L'intégration n'est pas qu'une affaire d'immigrants

Par: Annie-Ève Collin

Dans un précédent billet, j'écrivais que le fait de porter le voile dans des cultures où l'émancipation des femmes a été gagnée au siècle dernier est un défaut d'intégration. Cela implique qu'il s'agit d'un défaut d'intégration ici au Québec, dans l'ensemble du Canada, et dans bien d'autres cultures occidentales. Il s'agit aussi d'un défaut d'intégration dans une culture où la religion est largement considérée comme quelque chose qui doit rester dans la sphère privée : l'étalage en public de la religion heurte de nombreux Québécois.


J'entends d'ici ceux qui me rétorqueraient : "Oui mais la charte des droits et libertés!" Bien sûr que c'est LÉGAL de porter le voile (et ça doit le rester, je suis contre le voile, mais le rendre illégal serait sans contredit illégitime). C'est légal de roter en public aussi.
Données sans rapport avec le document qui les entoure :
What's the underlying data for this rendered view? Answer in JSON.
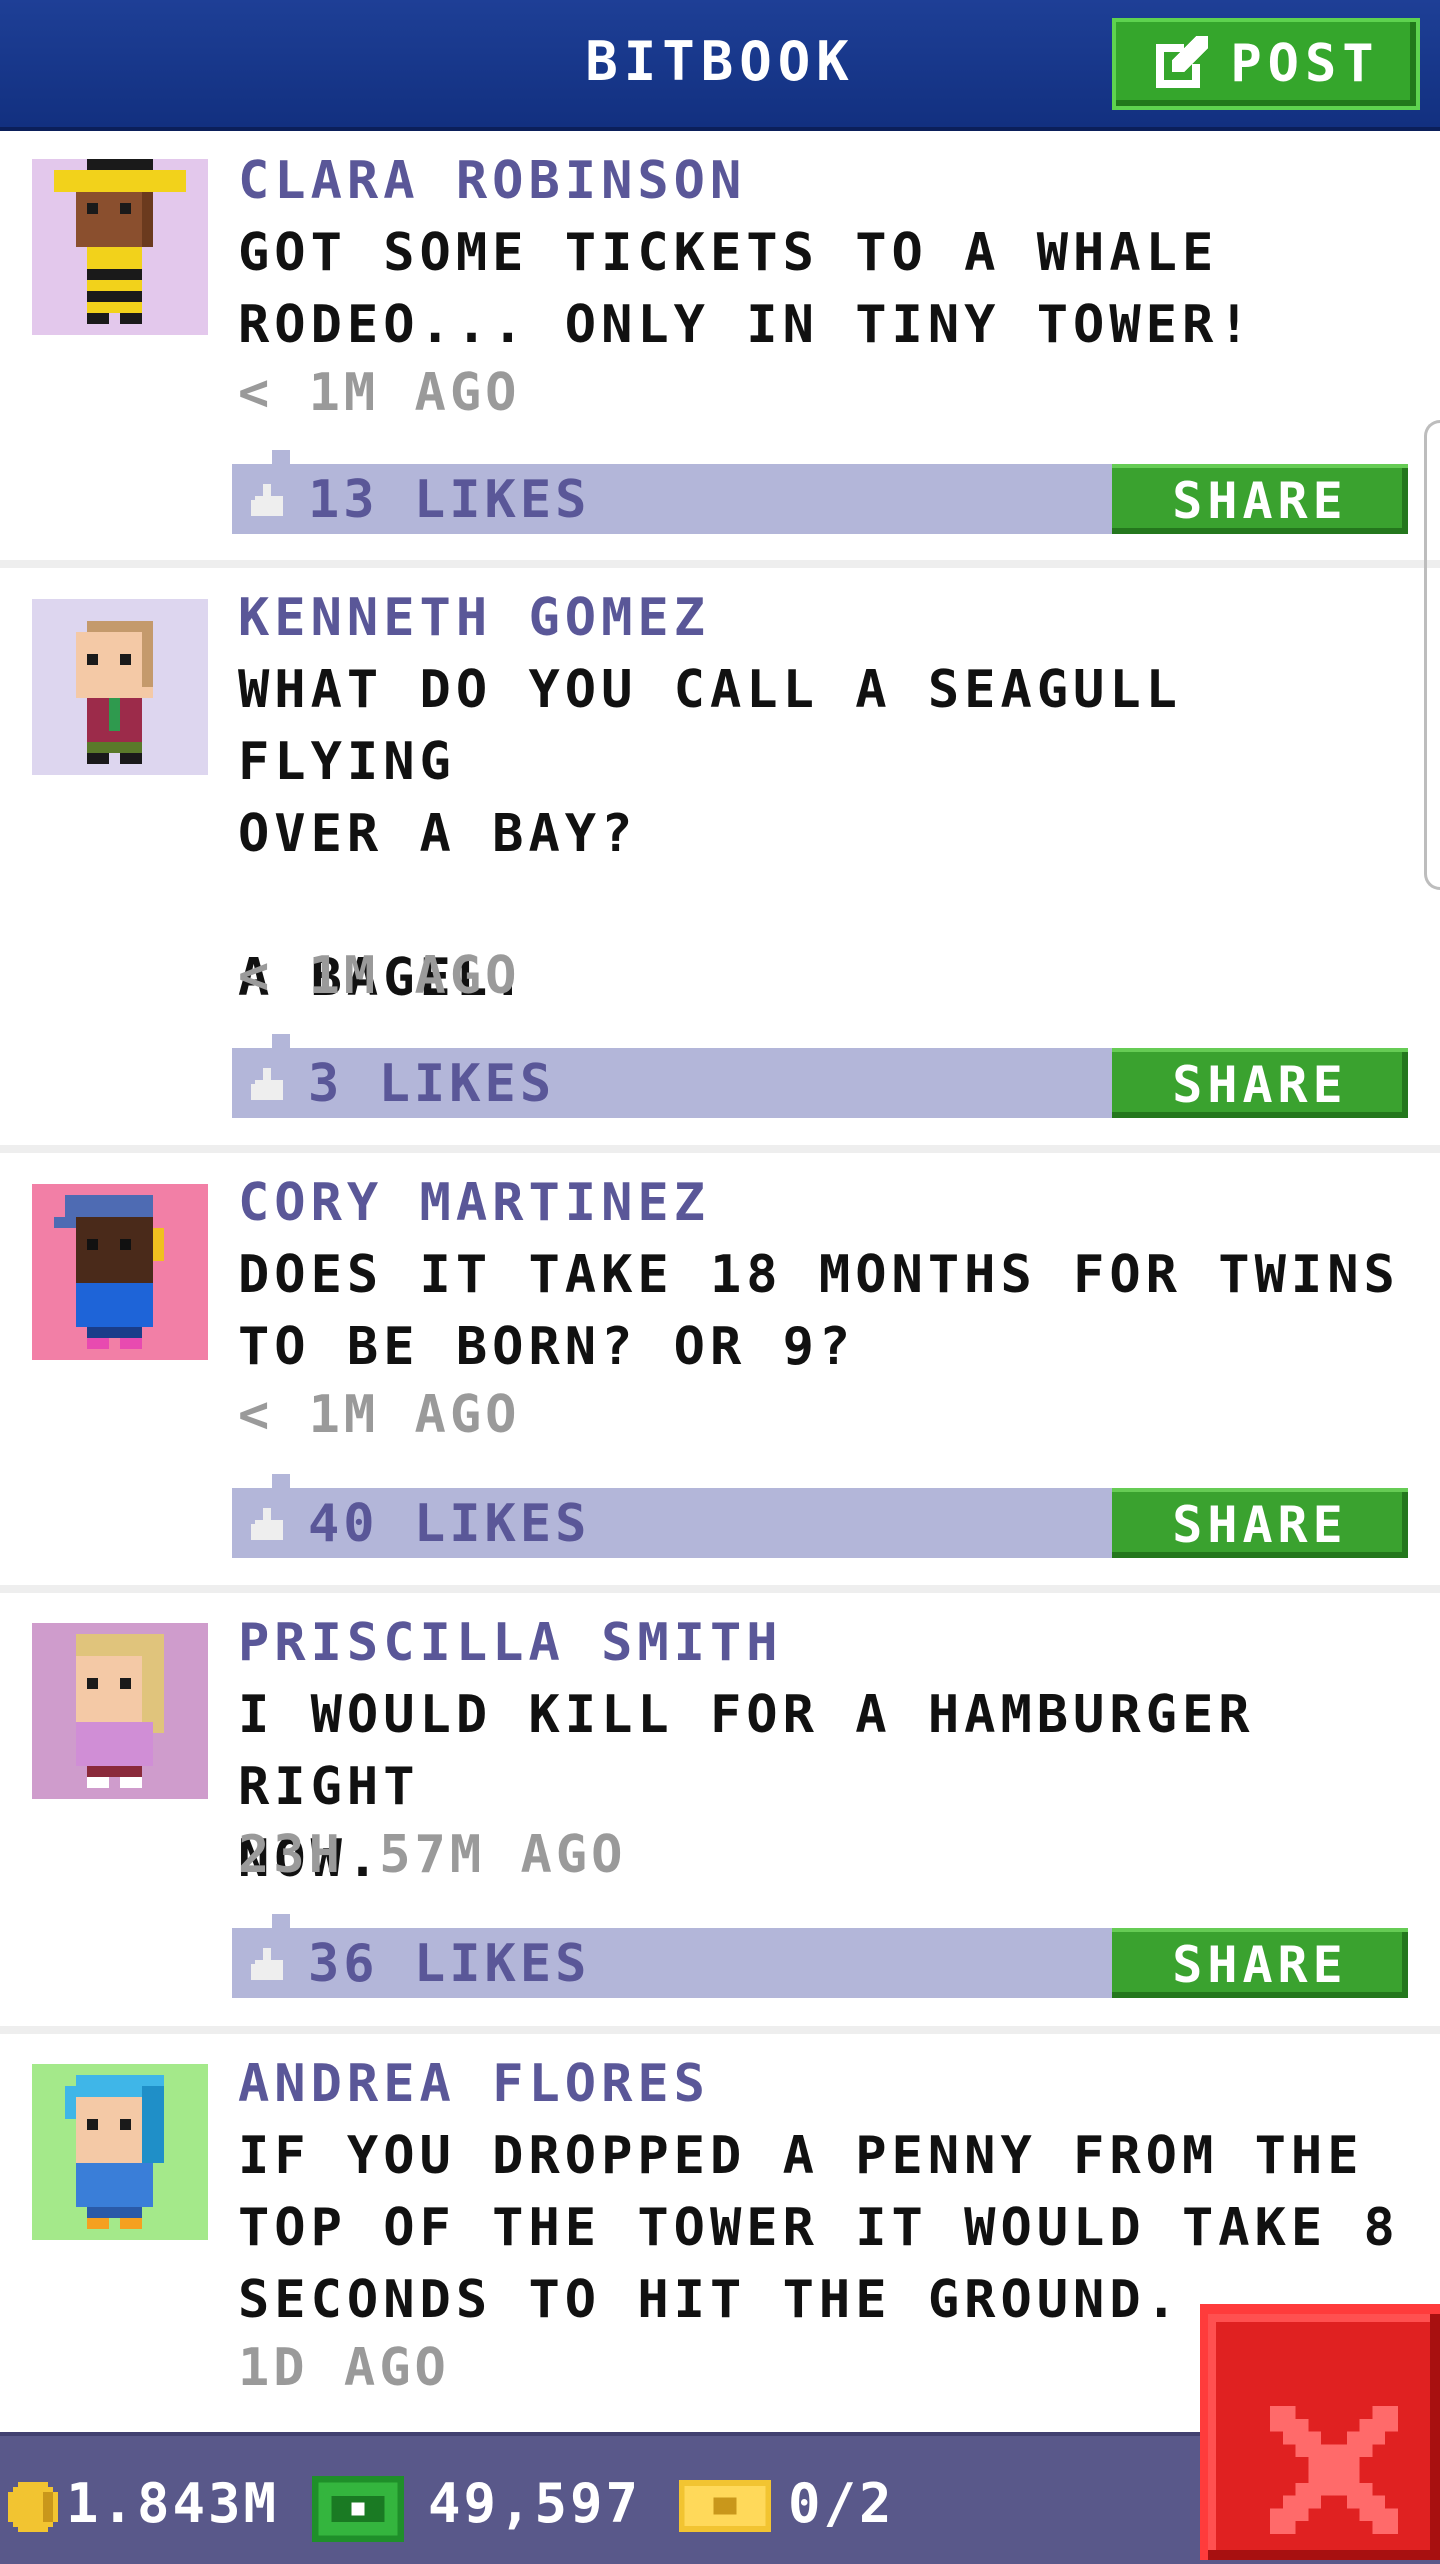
{
  "header": {
    "title": "BITBOOK",
    "post_label": "POST"
  },
  "colors": {
    "header": "#1e3f96",
    "accent_green": "#35a62c",
    "likes_bar": "#b3b6d9",
    "author_text": "#5a5798",
    "footer": "#59588a",
    "close_red": "#e02121"
  },
  "posts": [
    {
      "author": "CLARA ROBINSON",
      "message": "GOT SOME TICKETS TO A WHALE\nRODEO... ONLY IN TINY TOWER!",
      "time": "< 1M AGO",
      "likes": "13 LIKES",
      "share": "SHARE",
      "avatar_bg": "#e3c8ec"
    },
    {
      "author": "KENNETH GOMEZ",
      "message": "WHAT DO YOU CALL A SEAGULL FLYING\nOVER A BAY?\n\nA BAGEL.",
      "time": "< 1M AGO",
      "likes": "3 LIKES",
      "share": "SHARE",
      "avatar_bg": "#ddd6ef"
    },
    {
      "author": "CORY MARTINEZ",
      "message": "DOES IT TAKE 18 MONTHS FOR TWINS\nTO BE BORN? OR 9?",
      "time": "< 1M AGO",
      "likes": "40 LIKES",
      "share": "SHARE",
      "avatar_bg": "#f27fa6"
    },
    {
      "author": "PRISCILLA SMITH",
      "message": "I WOULD KILL FOR A HAMBURGER RIGHT\nNOW.",
      "time": "23H 57M AGO",
      "likes": "36 LIKES",
      "share": "SHARE",
      "avatar_bg": "#cf9ccc"
    },
    {
      "author": "ANDREA FLORES",
      "message": "IF YOU DROPPED A PENNY FROM THE\nTOP OF THE TOWER IT WOULD TAKE 8\nSECONDS TO HIT THE GROUND.",
      "time": "1D AGO",
      "avatar_bg": "#a4e98a"
    }
  ],
  "footer": {
    "coins": "1.843M",
    "bux": "49,597",
    "tickets": "0/2"
  }
}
Qu'une façon d'agir soit légale ne suffit pas pour conclure qu'elle est en phase avec la culture, avec les moeurs et avec les valeurs les plus importantes d'une société.

Lorsqu'il est question d'intégration, on pense spontanément aux immigrants. L'intégration à la société serait-elle strictement une affaire d'immigrants? Absolument pas. On est éduqué, on est socialisé, dans le but que l'on devienne intégré à la société dans laquelle on vit, même si on passe toute sa vie dans la région où on est né. La socialisation peut être réussie ou non. 

Voici où je veux en venir : je veux répondre à un argument qu'on entend parfois, celui qui invoque les Québécoises qui portent le voile. En effet, le voile n'est pas porté uniquement par des immigrantes. Certaines femmes d'origine québécoise se sont converties à l'islam et ont commencé à porter le voile. D'autres viennent de familles originaires de pays où la majorité de la population, ou encore une bonne partie de la population est musulmane, elles viennent de familles musulmanes, mais elles sont nées au Québec. 

Cela ne prouve aucunement que le voile ne relève pas d'un défaut d'intégration. Une Québécoise qui porte le voile, quelles que soient ses raisons de le porter et ses intentions, fait un doigt d'honneur aux féministes québécoises qui ont lutté contre la mentalité selon laquelle les femmes, parce qu'elles sont des femmes, doivent couvrir leur corps. De plus, elle étale constamment sa foi publiquement dans une culture où on a lutté pour que la religion soit reléguée à la sphère privée. 

Aujourd'hui, on assiste à des tentatives (souvent réussies) d'imposer le voile, de lui donner de la visibilité dans toutes sortes de contextes où ça pose particulièrement problème : les garderies, les écoles, la fonction publique, etc. Dernièrement, il a été question de l'admettre aussi dans la police. Les réactions de la population parlent d'elles-mêmes. Interdire légalement le voile serait sans doute exagéré. Y réagir quand on le voit (tant que les réactions ne représentent pas des atteintes à l'intégrité des femmes qui le portent) est parfaitement légitime. Des interdictions contextuelles, décidées par les organisations, les associations de la société civile, seraient tout à fait raisonnables : établir un décorum dans des circonstances particulières n'a jamais été considéré comme une atteinte aux droits et libertés fondamentales...mais quand il est question de religion, on voudrait nous faire admettre que c'en est une.